Bernard de Nogaret de La Valette, duc d'Épernon, était un homme brutal et violent. On disait même qu'il avait empoisonné sa femme, Gabrielle de Verneuil, fille d'Henri IV et d'Henriette de Balzac d' Entraigues, marquise de Verneuil1.
Durant l'été, la querelle entre le duc et les Bordelais avait tourné à la guerre civile, Épernon ayant décidé de traiter Bordeaux comme une ville ennemie et de la réduire par la famine. Pour y parvenir, il réclamait une armée au cardinal Mazarin. Or, la maison de Condé détestait celle d'Épernon. Cette haine remontait au temps d'Henri III, quand le premier duc d'Épernon combattait le grand-père du Prince. Elle s'était renforcée lorsque, en 1638, Bernard de Nogaret, lieutenant général à l'armée de Condé2, avait honteusement levé le siège de la ville de Fontarabie, désobéissant à son chef. Pour cette lâcheté, il avait été condamné à mort par contumace par Richelieu, avant d'être réhabilité par la régente. De plus, Bernard de Nogaret, marié à une fille de sang royal, se considérait comme prince du sang.
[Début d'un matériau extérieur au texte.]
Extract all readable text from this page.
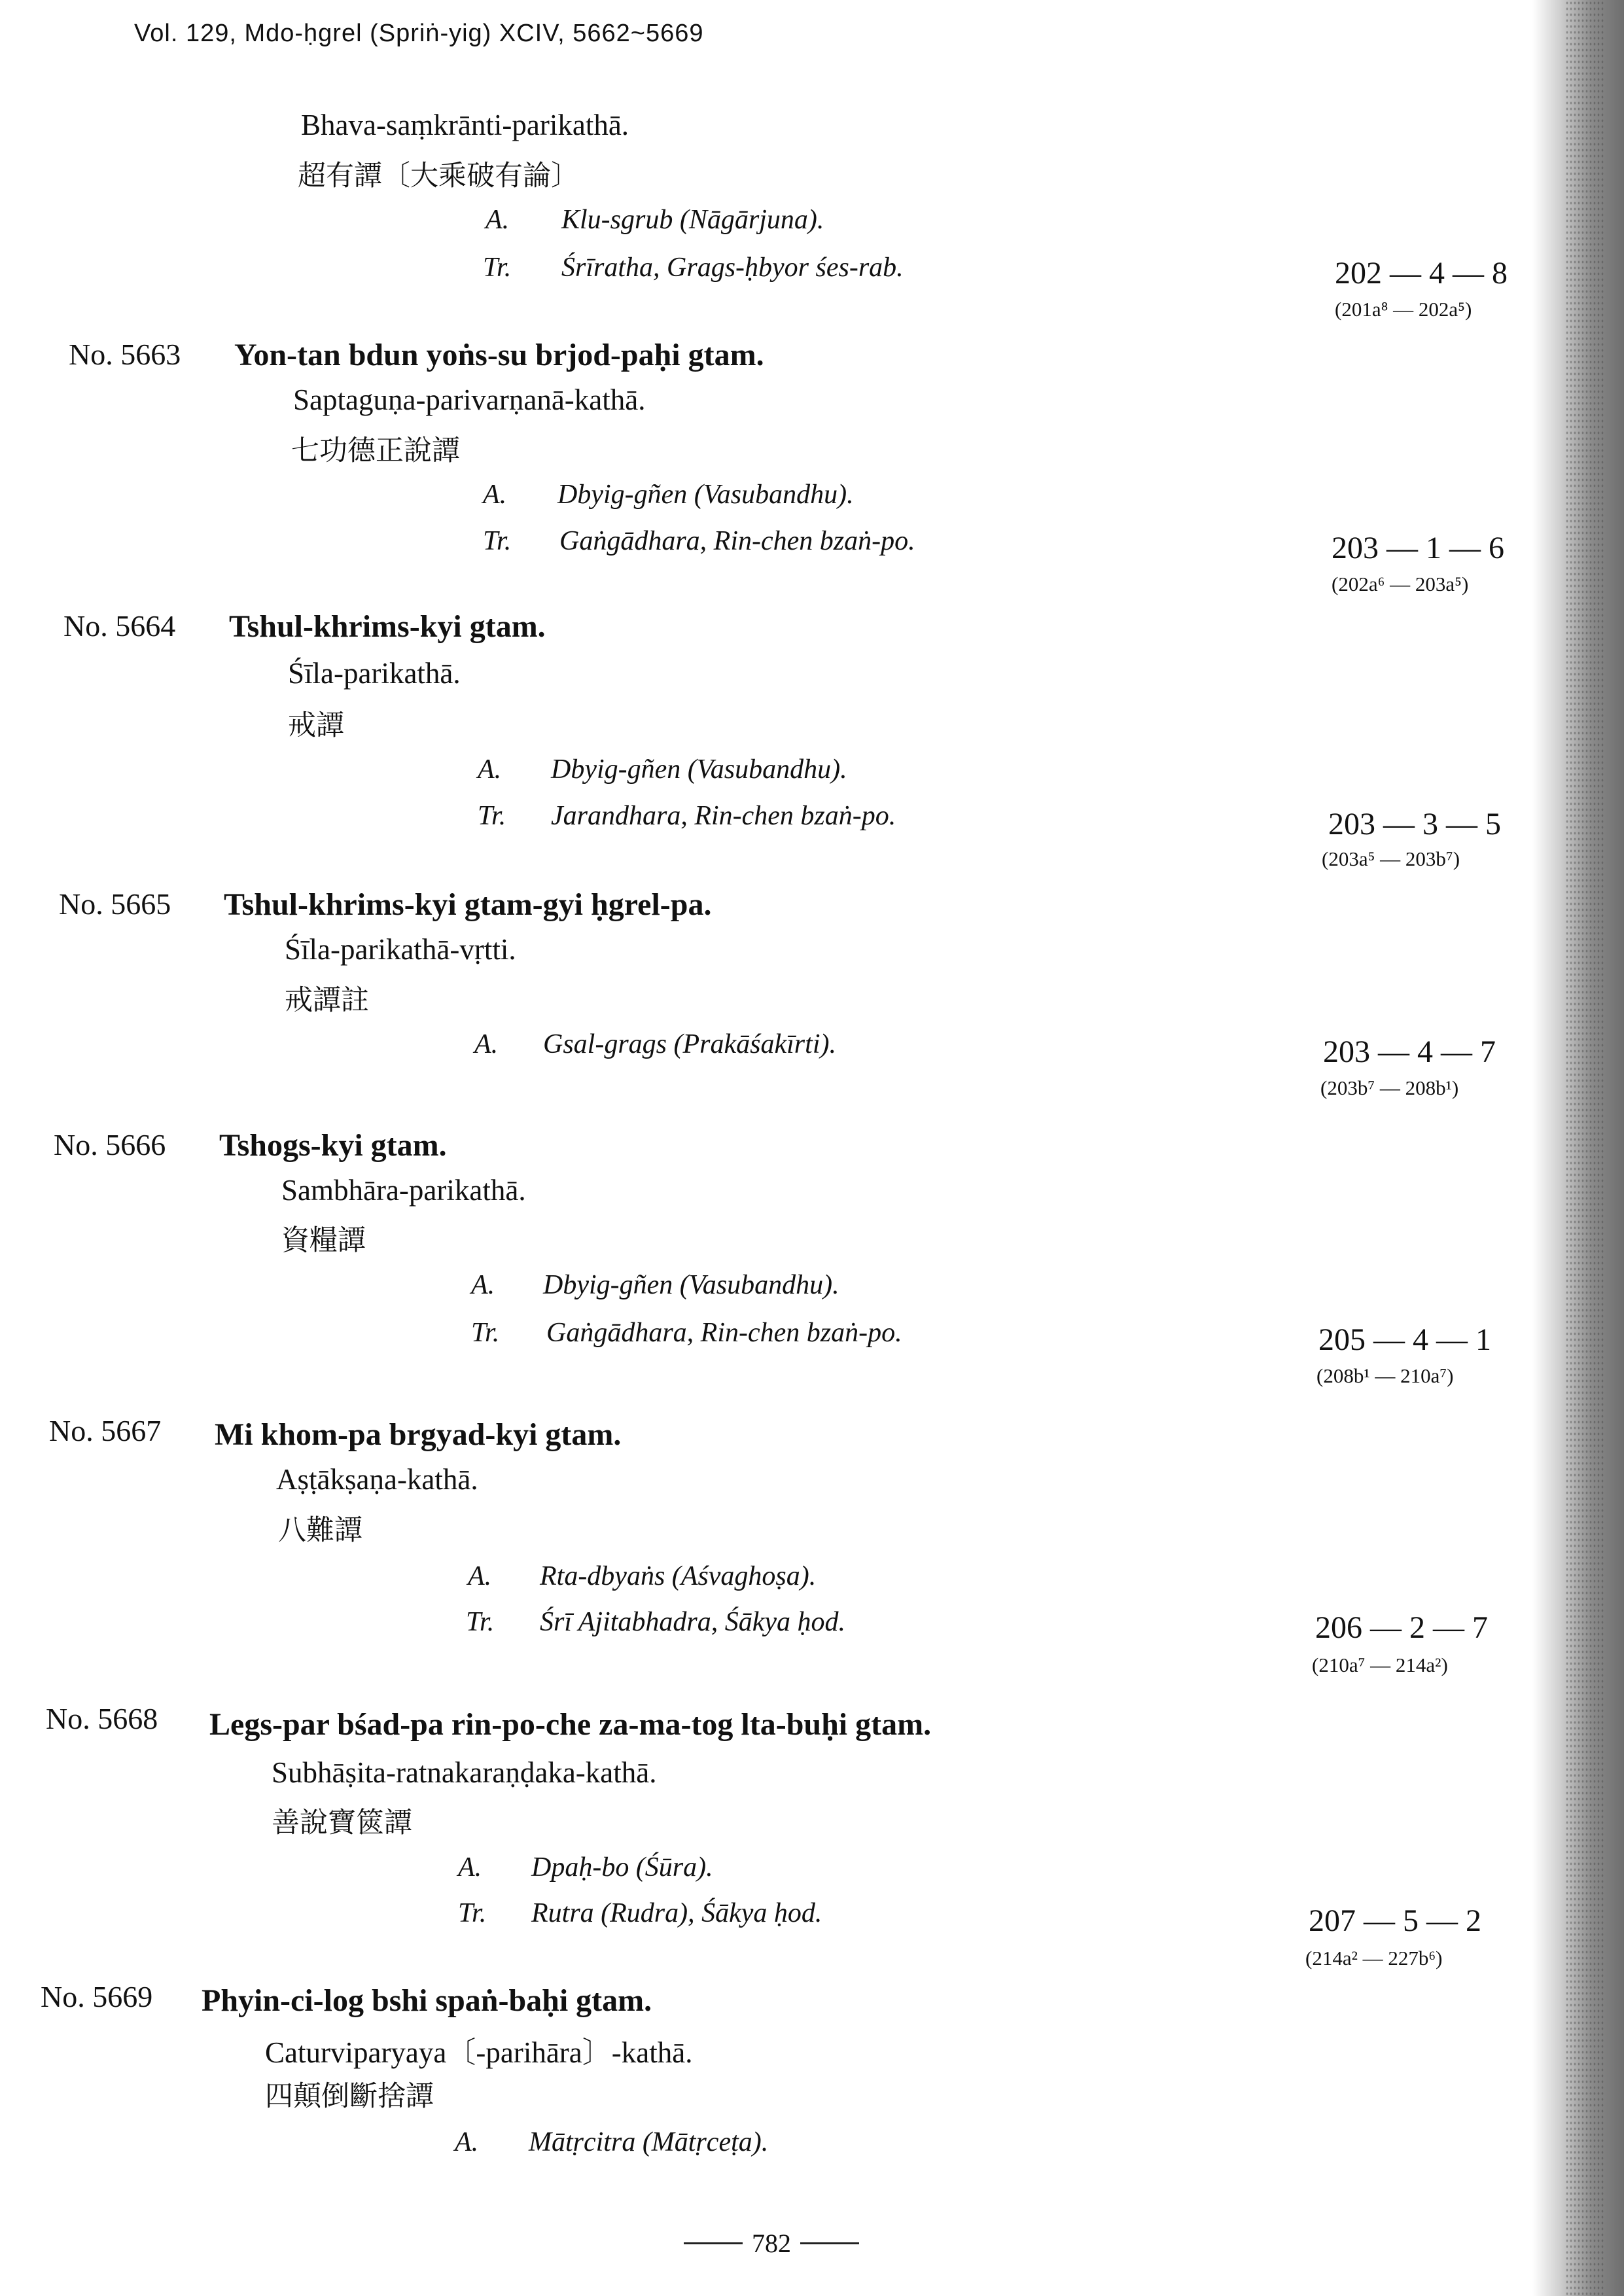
Vol. 129, Mdo-ḥgrel (Spriṅ-yig) XCIV, 5662~5669
Bhava-saṃkrānti-parikathā.
超有譚〔大乘破有論〕
A. Klu-sgrub (Nāgārjuna).
Tr. Śrīratha, Grags-ḥbyor śes-rab.	202 — 4 — 8
(201a⁸ — 202a⁵)
No. 5663 Yon-tan bdun yoṅs-su brjod-paḥi gtam.
Saptaguṇa-parivarṇanā-kathā.
七功德正說譚
A. Dbyig-gñen (Vasubandhu).
Tr. Gaṅgādhara, Rin-chen bzaṅ-po.	203 — 1 — 6
(202a⁶ — 203a⁵)
No. 5664 Tshul-khrims-kyi gtam.
Śīla-parikathā.
戒譚
A. Dbyig-gñen (Vasubandhu).
Tr. Jarandhara, Rin-chen bzaṅ-po.	203 — 3 — 5
(203a⁵ — 203b⁷)
No. 5665 Tshul-khrims-kyi gtam-gyi ḥgrel-pa.
Śīla-parikathā-vṛtti.
戒譚註
A. Gsal-grags (Prakāśakīrti).	203 — 4 — 7
(203b⁷ — 208b¹)
No. 5666 Tshogs-kyi gtam.
Sambhāra-parikathā.
資糧譚
A. Dbyig-gñen (Vasubandhu).
Tr. Gaṅgādhara, Rin-chen bzaṅ-po.	205 — 4 — 1
(208b¹ — 210a⁷)
No. 5667 Mi khom-pa brgyad-kyi gtam.
Aṣṭākṣaṇa-kathā.
八難譚
A. Rta-dbyaṅs (Aśvaghoṣa).
Tr. Śrī Ajitabhadra, Śākya ḥod.	206 — 2 — 7
(210a⁷ — 214a²)
No. 5668 Legs-par bśad-pa rin-po-che za-ma-tog lta-buḥi gtam.
Subhāṣita-ratnakaraṇḍaka-kathā.
善說寶篋譚
A. Dpaḥ-bo (Śūra).
Tr. Rutra (Rudra), Śākya ḥod.	207 — 5 — 2
(214a² — 227b⁶)
No. 5669 Phyin-ci-log bshi spaṅ-baḥi gtam.
Caturviparyaya〔-parihāra〕-kathā.
四顛倒斷捨譚
A. Mātṛcitra (Mātṛceṭa).
782
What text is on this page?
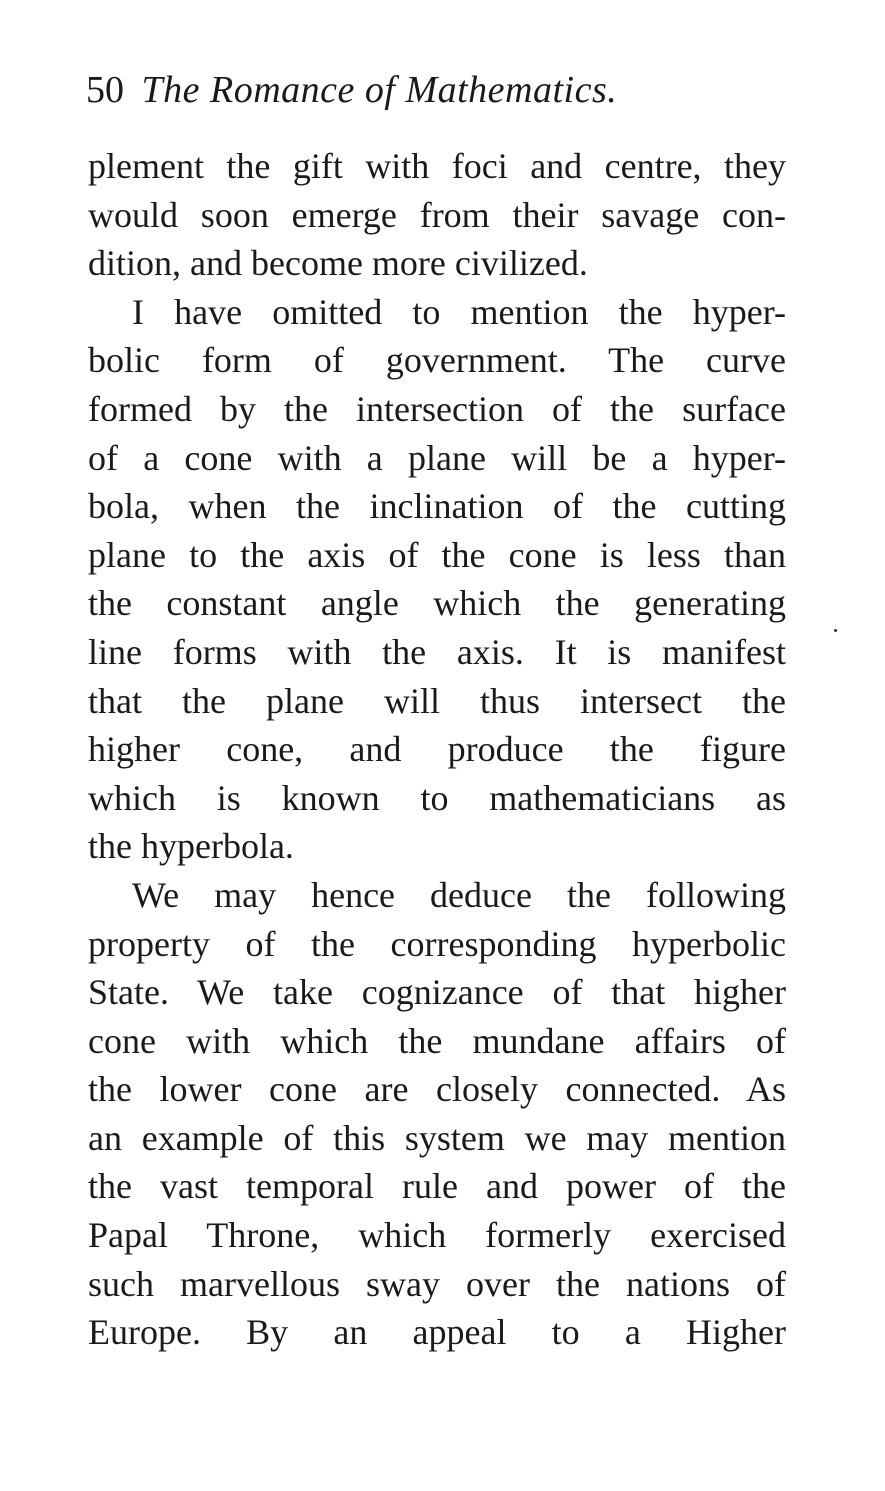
50 The Romance of Mathematics.
plement the gift with foci and centre, they
would soon emerge from their savage con-
dition, and become more civilized.
I have omitted to mention the hyper-
bolic form of government. The curve
formed by the intersection of the surface
of a cone with a plane will be a hyper-
bola, when the inclination of the cutting
plane to the axis of the cone is less than
the constant angle which the generating
line forms with the axis. It is manifest
that the plane will thus intersect the
higher cone, and produce the figure
which is known to mathematicians as
the hyperbola.
We may hence deduce the following
property of the corresponding hyperbolic
State. We take cognizance of that higher
cone with which the mundane affairs of
the lower cone are closely connected. As
an example of this system we may mention
the vast temporal rule and power of the
Papal Throne, which formerly exercised
such marvellous sway over the nations of
Europe. By an appeal to a Higher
Tout naturellement, les parlementaires et la municipalité de Bordeaux avaient donc envoyé, en août, des députés plaider leur cause auprès du Prince. Celui-ci avait accepté de les défendre à la Cour, et ce d'autant plus facilement qu'il penchait pour un accommodement, jugeant qu'on ne pouvait hasarder une province aussi importante et remuante que la Guyenne3.
Lors d'un Conseil royal qui se tint le 2 septembre, le prince de Condé affirma donc son désaccord avec la reine, Mazarin et les partisans de la manière forte. Comme M. de Villeroy insistait pour qu'on envoie une armée à Bordeaux, Condé lui répliqua, avec ironie :
— Vous y feriez grand feu et mettriez tous ces peuples à la raison.
M. de Villeroy répondit sèchement qu'il irait, si on le lui commandait.
— Je n'en doute pas, et que vous n'y fassiez merveilles, laissa tomber Monsieur le Prince avec un immense mépris.
À ces mots, il se leva et se retira. Embarrassé par cette nouvelle querelle, Mazarin décida seulement de révoquer le parlement de Bordeaux.
Un peu plus tard, le même jour, le commandeur de Jars, fidèle de la reine, faisait le matamore dans le Palais-Royal, jugeant trop accommodante la politique de Mazarin envers les anciens frondeurs. L'ayant entendu, Monsieur le Prince lui lança :
— Vous savez fort bien parler de la guerre, monsieur le commandeur !
Indifférent, Jars poursuivit ses rodomontades, assurant qu'il fallait assommer les rebelles qui incommodaient le monde. Condé le cingla alors de ces mots :
— Monsieur, s'ils ne valaient pas mieux que vous, il y aurait justice de les laisser assommer !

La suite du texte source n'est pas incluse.